Five African countries have led with the highest number of universities in the latest ranking of the world’s top 1000.
According to data compiled by the Center for World University Rankings (CWUR), 2022-23 Edition, only five African countries have universities among the top 1000 in the world. While this number may seem small in comparison to other regions, it’s a notable improvement from the past. Moreover, it’s exciting to note that some African countries have significantly contributed to this growth.
African countries are gradually making progress in the global education arena.
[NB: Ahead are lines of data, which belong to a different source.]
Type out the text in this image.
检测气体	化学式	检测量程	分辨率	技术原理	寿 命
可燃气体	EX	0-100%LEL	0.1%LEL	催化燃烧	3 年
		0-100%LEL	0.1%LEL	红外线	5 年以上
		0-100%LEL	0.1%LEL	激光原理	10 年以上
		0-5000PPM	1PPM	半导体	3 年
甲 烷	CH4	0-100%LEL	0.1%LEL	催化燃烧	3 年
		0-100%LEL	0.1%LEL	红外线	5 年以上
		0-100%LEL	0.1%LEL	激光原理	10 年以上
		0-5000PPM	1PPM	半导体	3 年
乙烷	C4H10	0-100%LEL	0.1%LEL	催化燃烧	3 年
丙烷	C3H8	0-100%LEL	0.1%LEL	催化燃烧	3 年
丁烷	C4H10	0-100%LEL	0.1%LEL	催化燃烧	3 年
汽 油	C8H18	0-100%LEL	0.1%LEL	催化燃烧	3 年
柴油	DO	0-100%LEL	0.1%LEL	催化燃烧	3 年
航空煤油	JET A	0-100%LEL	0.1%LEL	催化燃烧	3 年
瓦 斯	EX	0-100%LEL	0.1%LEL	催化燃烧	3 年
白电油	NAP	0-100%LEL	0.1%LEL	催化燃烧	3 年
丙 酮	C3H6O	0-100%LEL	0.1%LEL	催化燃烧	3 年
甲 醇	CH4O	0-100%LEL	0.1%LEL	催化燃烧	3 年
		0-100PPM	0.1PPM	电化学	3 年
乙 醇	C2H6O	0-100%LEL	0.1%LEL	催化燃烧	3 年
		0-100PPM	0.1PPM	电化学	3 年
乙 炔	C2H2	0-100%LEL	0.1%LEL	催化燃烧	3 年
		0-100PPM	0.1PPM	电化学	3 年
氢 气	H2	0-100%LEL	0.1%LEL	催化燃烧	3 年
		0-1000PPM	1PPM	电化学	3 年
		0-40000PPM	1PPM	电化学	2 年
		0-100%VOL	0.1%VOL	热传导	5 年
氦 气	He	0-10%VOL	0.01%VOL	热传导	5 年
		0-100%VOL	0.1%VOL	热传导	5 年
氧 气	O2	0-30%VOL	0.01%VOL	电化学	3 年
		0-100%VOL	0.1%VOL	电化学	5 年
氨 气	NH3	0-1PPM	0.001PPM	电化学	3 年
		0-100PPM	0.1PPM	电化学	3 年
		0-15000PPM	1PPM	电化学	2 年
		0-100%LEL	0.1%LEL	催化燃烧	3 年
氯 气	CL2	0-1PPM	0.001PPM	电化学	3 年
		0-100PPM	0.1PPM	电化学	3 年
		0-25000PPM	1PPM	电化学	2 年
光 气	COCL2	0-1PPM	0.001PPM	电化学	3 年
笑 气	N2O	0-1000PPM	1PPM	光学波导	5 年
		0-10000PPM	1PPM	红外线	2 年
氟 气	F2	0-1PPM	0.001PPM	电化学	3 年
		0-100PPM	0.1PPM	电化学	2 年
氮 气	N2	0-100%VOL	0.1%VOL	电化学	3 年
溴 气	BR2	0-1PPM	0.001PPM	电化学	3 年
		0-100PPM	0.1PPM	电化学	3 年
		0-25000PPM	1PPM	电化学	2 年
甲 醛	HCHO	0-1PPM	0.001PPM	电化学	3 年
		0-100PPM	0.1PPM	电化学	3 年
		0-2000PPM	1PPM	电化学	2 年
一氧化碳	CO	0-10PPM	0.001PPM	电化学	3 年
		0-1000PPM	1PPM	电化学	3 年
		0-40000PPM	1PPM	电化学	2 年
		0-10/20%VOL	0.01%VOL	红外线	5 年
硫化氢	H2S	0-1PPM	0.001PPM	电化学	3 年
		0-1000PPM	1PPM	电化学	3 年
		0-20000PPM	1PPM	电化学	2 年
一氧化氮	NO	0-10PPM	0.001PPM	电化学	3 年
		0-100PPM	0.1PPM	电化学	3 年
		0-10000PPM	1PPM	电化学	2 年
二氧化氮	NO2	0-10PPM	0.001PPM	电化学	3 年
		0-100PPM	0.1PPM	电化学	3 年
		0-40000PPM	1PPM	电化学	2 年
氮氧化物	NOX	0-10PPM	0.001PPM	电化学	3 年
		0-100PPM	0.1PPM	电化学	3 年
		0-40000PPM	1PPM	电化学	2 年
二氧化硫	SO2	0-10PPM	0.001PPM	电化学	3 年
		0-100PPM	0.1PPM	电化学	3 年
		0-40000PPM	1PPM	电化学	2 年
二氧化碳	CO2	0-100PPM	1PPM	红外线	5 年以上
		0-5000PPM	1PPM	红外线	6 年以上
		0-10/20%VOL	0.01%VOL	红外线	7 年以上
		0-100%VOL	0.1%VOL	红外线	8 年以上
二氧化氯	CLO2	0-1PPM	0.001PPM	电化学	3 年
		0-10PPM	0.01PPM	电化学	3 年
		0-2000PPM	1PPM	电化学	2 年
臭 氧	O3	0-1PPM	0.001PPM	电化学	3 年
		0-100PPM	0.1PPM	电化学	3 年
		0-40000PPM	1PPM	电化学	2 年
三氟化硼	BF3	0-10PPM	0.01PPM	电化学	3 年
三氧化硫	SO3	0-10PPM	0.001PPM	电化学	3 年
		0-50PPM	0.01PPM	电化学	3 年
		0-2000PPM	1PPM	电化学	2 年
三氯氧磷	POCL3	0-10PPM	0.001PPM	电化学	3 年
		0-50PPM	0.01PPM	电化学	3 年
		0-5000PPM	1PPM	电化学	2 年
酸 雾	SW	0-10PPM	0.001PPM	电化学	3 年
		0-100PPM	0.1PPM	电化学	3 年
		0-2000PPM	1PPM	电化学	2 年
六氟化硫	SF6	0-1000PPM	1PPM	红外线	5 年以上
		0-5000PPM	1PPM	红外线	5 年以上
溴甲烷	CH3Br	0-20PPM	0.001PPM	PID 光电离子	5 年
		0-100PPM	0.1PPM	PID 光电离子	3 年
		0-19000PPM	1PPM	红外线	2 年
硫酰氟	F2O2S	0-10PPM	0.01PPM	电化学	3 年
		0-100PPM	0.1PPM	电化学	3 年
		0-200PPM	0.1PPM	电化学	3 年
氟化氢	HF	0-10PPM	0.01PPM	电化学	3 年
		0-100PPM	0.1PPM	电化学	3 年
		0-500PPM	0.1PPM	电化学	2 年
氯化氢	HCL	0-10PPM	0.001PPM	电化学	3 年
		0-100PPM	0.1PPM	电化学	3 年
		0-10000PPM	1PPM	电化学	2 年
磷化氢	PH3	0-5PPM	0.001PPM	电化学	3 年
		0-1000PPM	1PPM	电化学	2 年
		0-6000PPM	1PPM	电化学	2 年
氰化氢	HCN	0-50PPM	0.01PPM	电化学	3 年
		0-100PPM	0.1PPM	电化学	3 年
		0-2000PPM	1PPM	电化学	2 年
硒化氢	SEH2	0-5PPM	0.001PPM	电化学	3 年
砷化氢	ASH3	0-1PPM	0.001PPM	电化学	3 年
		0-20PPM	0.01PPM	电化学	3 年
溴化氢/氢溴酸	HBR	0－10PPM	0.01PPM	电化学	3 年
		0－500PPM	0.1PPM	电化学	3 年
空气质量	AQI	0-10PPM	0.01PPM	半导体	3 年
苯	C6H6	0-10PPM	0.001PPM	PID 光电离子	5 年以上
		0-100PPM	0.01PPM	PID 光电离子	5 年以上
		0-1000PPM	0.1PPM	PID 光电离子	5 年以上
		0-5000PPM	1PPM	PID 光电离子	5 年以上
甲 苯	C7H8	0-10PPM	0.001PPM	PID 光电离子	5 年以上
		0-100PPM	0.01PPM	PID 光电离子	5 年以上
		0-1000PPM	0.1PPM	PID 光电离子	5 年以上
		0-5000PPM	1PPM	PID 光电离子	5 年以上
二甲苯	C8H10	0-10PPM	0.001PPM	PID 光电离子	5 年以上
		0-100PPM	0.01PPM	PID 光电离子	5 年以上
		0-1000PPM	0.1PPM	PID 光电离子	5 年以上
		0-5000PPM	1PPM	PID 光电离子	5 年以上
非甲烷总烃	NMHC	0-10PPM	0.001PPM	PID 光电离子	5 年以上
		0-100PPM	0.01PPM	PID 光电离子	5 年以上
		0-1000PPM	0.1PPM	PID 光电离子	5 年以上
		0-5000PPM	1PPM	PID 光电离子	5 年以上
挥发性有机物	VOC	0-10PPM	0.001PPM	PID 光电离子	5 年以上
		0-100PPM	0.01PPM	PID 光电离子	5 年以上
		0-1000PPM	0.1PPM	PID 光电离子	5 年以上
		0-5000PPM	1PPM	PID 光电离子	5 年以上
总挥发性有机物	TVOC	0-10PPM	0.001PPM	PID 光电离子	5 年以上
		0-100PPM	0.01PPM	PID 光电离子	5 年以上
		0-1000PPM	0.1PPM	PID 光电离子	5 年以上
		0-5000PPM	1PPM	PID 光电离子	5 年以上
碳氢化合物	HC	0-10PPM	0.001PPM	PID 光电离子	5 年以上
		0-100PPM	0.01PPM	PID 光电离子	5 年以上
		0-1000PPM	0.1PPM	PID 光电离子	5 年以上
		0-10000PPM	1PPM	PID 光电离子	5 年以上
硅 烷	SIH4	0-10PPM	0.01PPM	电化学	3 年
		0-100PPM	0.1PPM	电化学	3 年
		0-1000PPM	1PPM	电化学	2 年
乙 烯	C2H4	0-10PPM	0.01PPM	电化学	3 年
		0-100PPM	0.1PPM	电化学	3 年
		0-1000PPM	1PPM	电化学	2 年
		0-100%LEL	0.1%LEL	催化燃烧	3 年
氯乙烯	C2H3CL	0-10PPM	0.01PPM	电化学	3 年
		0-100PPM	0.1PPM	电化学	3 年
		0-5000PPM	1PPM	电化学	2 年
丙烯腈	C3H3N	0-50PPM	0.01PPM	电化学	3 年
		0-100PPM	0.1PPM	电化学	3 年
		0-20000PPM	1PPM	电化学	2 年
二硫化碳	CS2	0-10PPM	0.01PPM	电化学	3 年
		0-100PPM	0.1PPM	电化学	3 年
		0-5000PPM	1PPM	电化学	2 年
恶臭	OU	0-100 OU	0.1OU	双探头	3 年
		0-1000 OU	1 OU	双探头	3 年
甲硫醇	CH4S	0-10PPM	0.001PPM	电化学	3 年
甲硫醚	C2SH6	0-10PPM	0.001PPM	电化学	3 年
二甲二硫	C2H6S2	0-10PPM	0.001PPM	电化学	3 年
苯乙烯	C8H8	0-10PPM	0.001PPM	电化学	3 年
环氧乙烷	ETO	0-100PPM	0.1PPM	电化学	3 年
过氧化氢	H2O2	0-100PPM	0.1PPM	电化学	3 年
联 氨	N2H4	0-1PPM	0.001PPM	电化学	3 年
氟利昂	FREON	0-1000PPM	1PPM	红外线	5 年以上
This achievement is significant because it points towards the potential of African education and its increasing impact on the global stage.
A closer look
Egypt, in a recent analysis shared by World of Statistics, leads among the African countries that made it to the list with thirteen (13) of its universities featuring in the world’s top 1000. The American University in Cairo, Cairo University and Alexandria University are some of the universities that contributed to Egypt’s success in the global education arena.
South Africa comes in second place with nine (9) universities in the ranking of the world’s top 1000. South Africa’s achievement is worth noting, considering that it’s the only African country that made it to the top 500, with four of its universities sitting comfortably on the list. The University of Cape Town, University of Witwatersrand, and Stellenbosch University are some of the top-performing universities in South Africa. Their achievements in research, quality of education, and international collaborations have contributed significantly to their global ranking.
Ghana has four universities in the ranking with its top performing universities being University of Ghana and Kwame Nkrumah University of Science and Technology.
Morocco and Tunisia each have one university featured in the world’s top 1000, namely, Mohammed V University and Tunis El Manar University respectively.
The path to global education success and competitiveness has not been easy for many African universities. They face various challenges, including inadequate funding, limited access to resources and political instability, among others. Despite these obstacles, some African universities have continued to thrive, showcasing the resilience and potential of African education.
The achievements of these universities highlight the need for governments and stakeholders to invest more in education. Education is critical to a country’s growth and development and could play a significant role in driving Africa’s economic and social transformation.
The increasing number of African universities in the world’s top 1000 ranking is an exciting development that offers hope for the future of education in Africa. While there’s still a long way to go, the progress made so far demonstrates the potential of African education and its impact on the global stage.